What are some of the lessons you take from generics that apply to the pursuit of innovative medicines, from Teva’s first approval of Copaxone to today’s bigger R&D engine?
We’ve always had a kernel of innovation in our DNA at Teva. It’s not a totally new concept, and even through our generics history, we make great formulations. I never have trouble getting expertise when it comes to developing a formulation, either novel or one of the over 500 generic products used in the U.S. every day. I feel sometimes like the innovative group at Teva is like a biotech with the resources and funding of Big Pharma.
This transition is more than just revving up the R&D engine and getting products to market. Tell me more about changing the company’s mindset, as you said, to pivot toward new medicines.
Organizational structure needs a culture mindset to drive it — boxes on a chart are not what develop drugs. The people and the culture behind it are most important. To execute, you have to develop a culture of inclusiveness, of listening, of inspiration, because one of the advantages we have at Teva is we’ve been through a lot of challenges. After the bad Actavis deal, they were in survival mode for many years. But as we came out of that, we needed to stop thinking about slowing things down and cutting costs, and more about how we accelerate and strategically apply capital to move forward.
Now, Teva has seen 10 quarters of consecutive growth. To what do you attribute that turnaround from the thornier times before?
That’s the result of every group at Teva, and especially the commercial team with [Huntington’s disease therapy] Austedo and [migraine treatment] Ajovy. [CEO Francis] would be the first person to say we have a very strong commercial footprint and a sort of mojo with the people we’ve brought on and what we’ve been able to execute.
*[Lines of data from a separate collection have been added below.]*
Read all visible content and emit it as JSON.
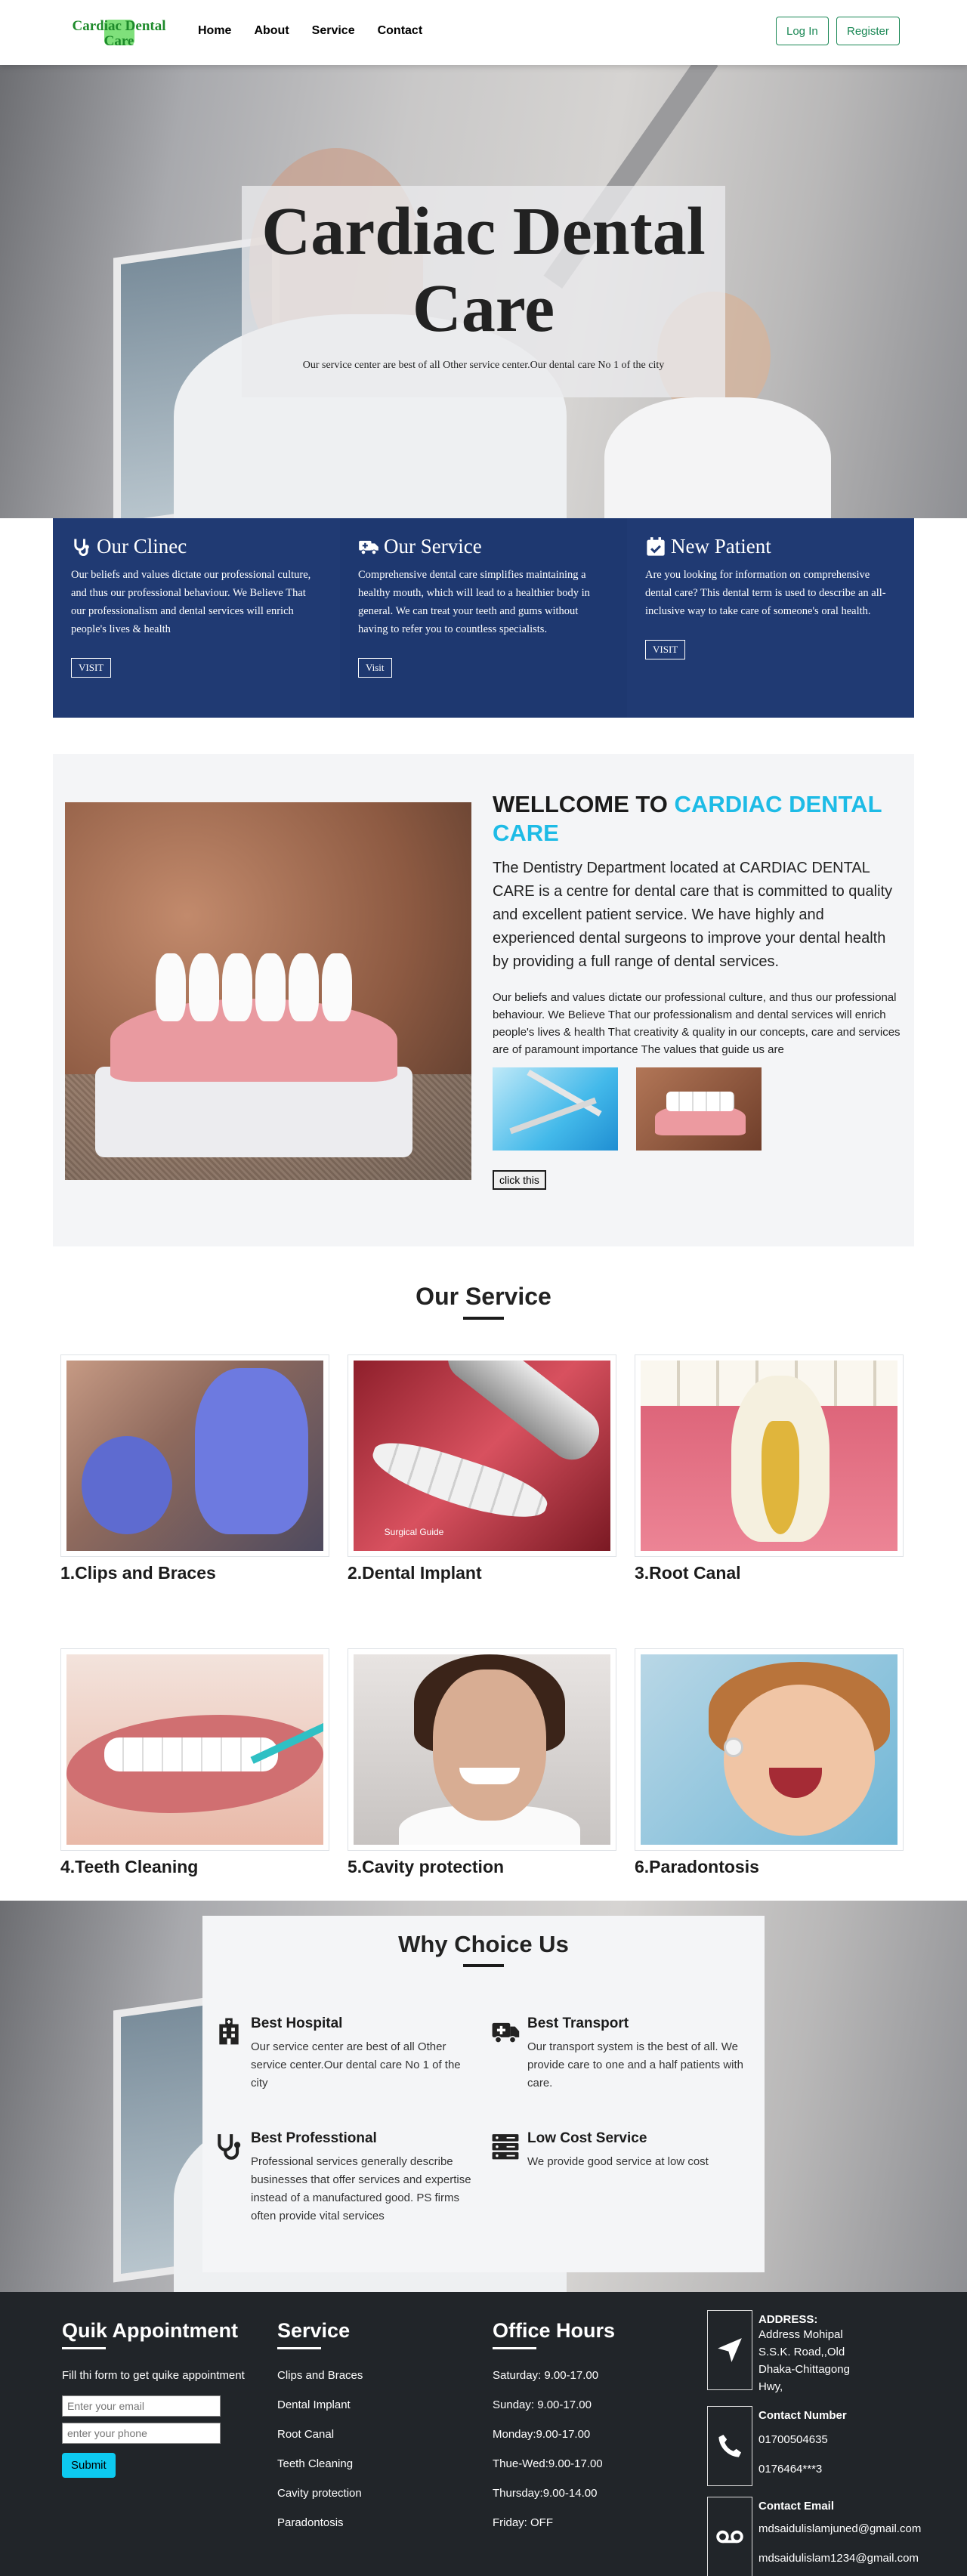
{
  "nav": {
    "logo_line1": "Cardiac Dental",
    "logo_line2": "Care",
    "links": [
      "Home",
      "About",
      "Service",
      "Contact"
    ],
    "login": "Log In",
    "register": "Register"
  },
  "hero": {
    "title_line1": "Cardiac Dental",
    "title_line2": "Care",
    "subtitle": "Our service center are best of all Other service center.Our dental care No 1 of the city"
  },
  "info_cards": [
    {
      "title": "Our Clinec",
      "icon": "stethoscope-icon",
      "text": "Our beliefs and values dictate our professional culture, and thus our professional behaviour. We Believe That our professionalism and dental services will enrich people's lives & health",
      "button": "VISIT"
    },
    {
      "title": "Our Service",
      "icon": "truck-medical-icon",
      "text": "Comprehensive dental care simplifies maintaining a healthy mouth, which will lead to a healthier body in general. We can treat your teeth and gums without having to refer you to countless specialists.",
      "button": "Visit"
    },
    {
      "title": "New Patient",
      "icon": "calendar-check-icon",
      "text": "Are you looking for information on comprehensive dental care? This dental term is used to describe an all-inclusive way to take care of someone's oral health.",
      "button": "VISIT"
    }
  ],
  "welcome": {
    "title_plain": "WELLCOME TO",
    "title_highlight": "CARDIAC DENTAL CARE",
    "lead": "The Dentistry Department located at CARDIAC DENTAL CARE is a centre for dental care that is committed to quality and excellent patient service. We have highly and experienced dental surgeons to improve your dental health by providing a full range of dental services.",
    "para": "Our beliefs and values dictate our professional culture, and thus our professional behaviour. We Believe That our professionalism and dental services will enrich people's lives & health That creativity & quality in our concepts, care and services are of paramount importance The values that guide us are",
    "button": "click this"
  },
  "services": {
    "heading": "Our Service",
    "items": [
      {
        "name": "1.Clips and Braces"
      },
      {
        "name": "2.Dental Implant",
        "caption": "Surgical Guide"
      },
      {
        "name": "3.Root Canal"
      },
      {
        "name": "4.Teeth Cleaning"
      },
      {
        "name": "5.Cavity protection"
      },
      {
        "name": "6.Paradontosis"
      }
    ]
  },
  "why": {
    "heading": "Why Choice Us",
    "items": [
      {
        "title": "Best Hospital",
        "icon": "hospital-icon",
        "text": "Our service center are best of all Other service center.Our dental care No 1 of the city"
      },
      {
        "title": "Best Transport",
        "icon": "ambulance-icon",
        "text": "Our transport system is the best of all. We provide care to one and a half patients with care."
      },
      {
        "title": "Best Professtional",
        "icon": "stethoscope-icon",
        "text": "Professional services generally describe businesses that offer services and expertise instead of a manufactured good. PS firms often provide vital services"
      },
      {
        "title": "Low Cost Service",
        "icon": "server-icon",
        "text": "We provide good service at low cost"
      }
    ]
  },
  "footer": {
    "appointment": {
      "title": "Quik Appointment",
      "text": "Fill thi form to get quike appointment",
      "email_placeholder": "Enter your email",
      "phone_placeholder": "enter your phone",
      "submit": "Submit"
    },
    "service": {
      "title": "Service",
      "items": [
        "Clips and Braces",
        "Dental Implant",
        "Root Canal",
        "Teeth Cleaning",
        "Cavity protection",
        "Paradontosis"
      ]
    },
    "hours": {
      "title": "Office Hours",
      "items": [
        "Saturday: 9.00-17.00",
        "Sunday: 9.00-17.00",
        "Monday:9.00-17.00",
        "Thue-Wed:9.00-17.00",
        "Thursday:9.00-14.00",
        "Friday: OFF"
      ]
    },
    "address": {
      "label": "ADDRESS:",
      "value": "Address Mohipal S.S.K. Road,,Old Dhaka-Chittagong Hwy,"
    },
    "contact": {
      "label": "Contact Number",
      "phone1": "01700504635",
      "phone2": "0176464***3"
    },
    "email": {
      "label": "Contact Email",
      "email1": "mdsaidulislamjuned@gmail.com",
      "email2": "mdsaidulislam1234@gmail.com"
    }
  }
}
Generics is so big we can continue [to be] that powerhouse because we’ve done it all before, and now we’re making the R&D complex more efficient and finding efficiencies in technical operations.
What are some of the challenges you face now that you’ve made that pivot?
We have such a strong pipeline, and bringing it forward as quickly as possible with the resources we have is my biggest challenge, focusing on three phase 3 programs and two very good phase 2 programs. Another challenge is forming partnerships in the innovative space. Teva has a broad history of partnerships in generics, and people don’t realize how important that is — and partnering in the innovative space is a new process for them.
Teva always had a great culture, but it also had a burning platform three years ago where they knew they had to change. They had not been growing, and they were looking for some hope at that point. But if you have the baseline mindset of a willingness and a desire to change, that’s the first step. What are we doing to make this industry better and bring drugs forward? We’re cutting timelines and thinking more actively about how to do this efficiently.
Beyond Teva, how would you characterize the era that the pharma industry is in currently?
The industry has been challenged by the fact that things are getting more expensive and timelines are getting longer. But although regulations are getting a little stricter, we have to follow them, and we have to be more focused on how we do that. The way Teva is approaching it is to stay focused on the therapeutic areas of neuroscience and immunology, making sure we increase our probability of success, shortening those timelines and getting to the value more rapidly.